Kala tidak tahu sejak kapan dingin udara siang itu berubah menjadi api yang membakar dadanya. Tiba-tiba ia merasa sesak sekali di sana. Dalam tarikan suara Denta yang meninggi saat itu, seluruh penyesalan dan rasa bersalah Kala seperti dikuras habis-habisan.

Selama ini, setiap malam, setiap musim berganti dan setiap hujan turun ke bumi, Kala selalu berpikir bahwa di kota ini, hidup Denta sudah pasti akan jauh lebih baik dari miliknya. Anak itu punya Mama di sampingnya, yang tidak akan membiarkannya kesepian, yang tidak akan membiarkannya merindukan mereka terlalu dalam.

Tetapi Kala lupa satu hal, bahwa selama itu, hidup Denta selalu berputar di sekitar Papa. Kepergian lelaki itu tentu menjadi kehancuran besar untuknya. Dan mendengar bagaimana dia meluapkan segalanya hari ini, Kala akhirnya mengerti bahwa setelah kepergian mereka, Denta tidak baik-baik saja. Anak itu terluka parah, dan mungkin, Kala terlambat datang untuk membebas tiap tetes darah di hatinya.

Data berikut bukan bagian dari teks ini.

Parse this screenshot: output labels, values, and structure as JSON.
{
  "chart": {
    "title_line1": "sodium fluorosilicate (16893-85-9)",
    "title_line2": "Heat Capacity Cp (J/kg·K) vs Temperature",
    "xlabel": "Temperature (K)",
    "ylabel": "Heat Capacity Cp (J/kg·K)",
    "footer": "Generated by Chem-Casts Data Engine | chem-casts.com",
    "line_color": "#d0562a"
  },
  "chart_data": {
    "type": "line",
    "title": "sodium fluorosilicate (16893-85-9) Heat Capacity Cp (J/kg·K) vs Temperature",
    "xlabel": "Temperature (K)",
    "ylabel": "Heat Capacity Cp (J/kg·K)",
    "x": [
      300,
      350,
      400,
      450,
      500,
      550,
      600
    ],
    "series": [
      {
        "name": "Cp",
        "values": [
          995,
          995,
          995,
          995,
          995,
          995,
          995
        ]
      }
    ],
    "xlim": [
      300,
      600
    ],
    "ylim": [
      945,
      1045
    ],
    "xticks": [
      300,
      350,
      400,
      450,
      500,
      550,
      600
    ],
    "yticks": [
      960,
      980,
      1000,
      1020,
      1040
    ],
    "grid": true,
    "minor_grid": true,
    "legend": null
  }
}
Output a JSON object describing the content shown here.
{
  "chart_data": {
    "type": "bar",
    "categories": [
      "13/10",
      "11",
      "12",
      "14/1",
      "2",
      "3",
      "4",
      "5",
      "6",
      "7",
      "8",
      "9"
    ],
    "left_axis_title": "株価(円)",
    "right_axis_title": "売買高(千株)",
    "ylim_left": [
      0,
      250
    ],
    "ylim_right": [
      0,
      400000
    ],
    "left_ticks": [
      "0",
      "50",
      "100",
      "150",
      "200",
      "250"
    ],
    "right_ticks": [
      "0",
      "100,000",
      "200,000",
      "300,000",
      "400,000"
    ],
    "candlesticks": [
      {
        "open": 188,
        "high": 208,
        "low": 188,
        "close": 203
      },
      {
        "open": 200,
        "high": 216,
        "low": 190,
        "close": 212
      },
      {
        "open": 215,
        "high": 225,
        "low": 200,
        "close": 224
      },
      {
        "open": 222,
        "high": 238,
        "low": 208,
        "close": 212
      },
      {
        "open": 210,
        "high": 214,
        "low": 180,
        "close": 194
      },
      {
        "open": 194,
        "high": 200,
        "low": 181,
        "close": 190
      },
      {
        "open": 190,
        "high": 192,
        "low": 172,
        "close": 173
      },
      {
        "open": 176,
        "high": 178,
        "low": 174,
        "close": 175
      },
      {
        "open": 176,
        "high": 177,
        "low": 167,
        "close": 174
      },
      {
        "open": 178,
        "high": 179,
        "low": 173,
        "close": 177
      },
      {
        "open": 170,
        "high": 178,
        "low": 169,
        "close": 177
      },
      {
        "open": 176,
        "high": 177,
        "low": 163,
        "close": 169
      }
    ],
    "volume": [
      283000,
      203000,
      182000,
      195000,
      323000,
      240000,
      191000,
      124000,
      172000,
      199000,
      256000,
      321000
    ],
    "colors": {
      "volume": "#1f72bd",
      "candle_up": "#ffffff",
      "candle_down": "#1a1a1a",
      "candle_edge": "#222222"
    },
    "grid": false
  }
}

Belum selesai, suara Denta dari dalam kamar kembali merayap sampai keluar, dan diantaranya dapat Kala dengar bagaimana Mama terisak pelan.

"Kita dulu pernah hidup dengan sangat bergantung ke Papa, sampai rasanya hidupku bakal berantakan banget kalau nggak ada dia. Terus Papa pergi, bikin segala hal di hidupku kacau. Bikin aku ngerasa nggak ada artinya sama sekali buat dia. Aku sempat kehilangan arah setelah perginya mereka dan Mama tahu itu. Butuh waktu lama untuk aku bisa terbiasa sama semuanya dan setelah bertahun-tahun, aku akhirnya bisa nata hidupku lagi. Mama akhirnya juga bisa berdiri tegak di atas kaki Mama sendiri. Dan dengan Papa yang tiba-tiba datang kayak gini itu bikin semuanya jadi kayak balik ke nol lagi, Ma."

"Mama ngerti, Sayang. Mama ngerti. Soal gimana hancurnya kamu saat itu, Mama orang yang paling paham. Dan Mama juga orang yang paling sakit lihat kamu kayak gitu. Tapi Mama nggak mungkin bilang enggak untuk saat ini, Denta. Kala itu anak Mama. Adik kamu. Walaupun setelah ini dia bakal pergi lagi dan itu artinya Mama juga harus menata hati Mama dari awal lagi, Mama tetap nggak bisa bilang enggak. Mama nggak mungkin tega biarin dia ditinggal sendirian selama Papa pergi. Seenggaknya di sini dia aman, karena dia sama kita."

Di ujung kalimat Mama, Kala menunduk. Lalu untuk beberapa saat, telinganya tak merekam apa pun. Obrolan intens di dalam seperti terjeda oleh detik-detik panjang yang melamban, sampai kemudian suara Mama kembali terdengar.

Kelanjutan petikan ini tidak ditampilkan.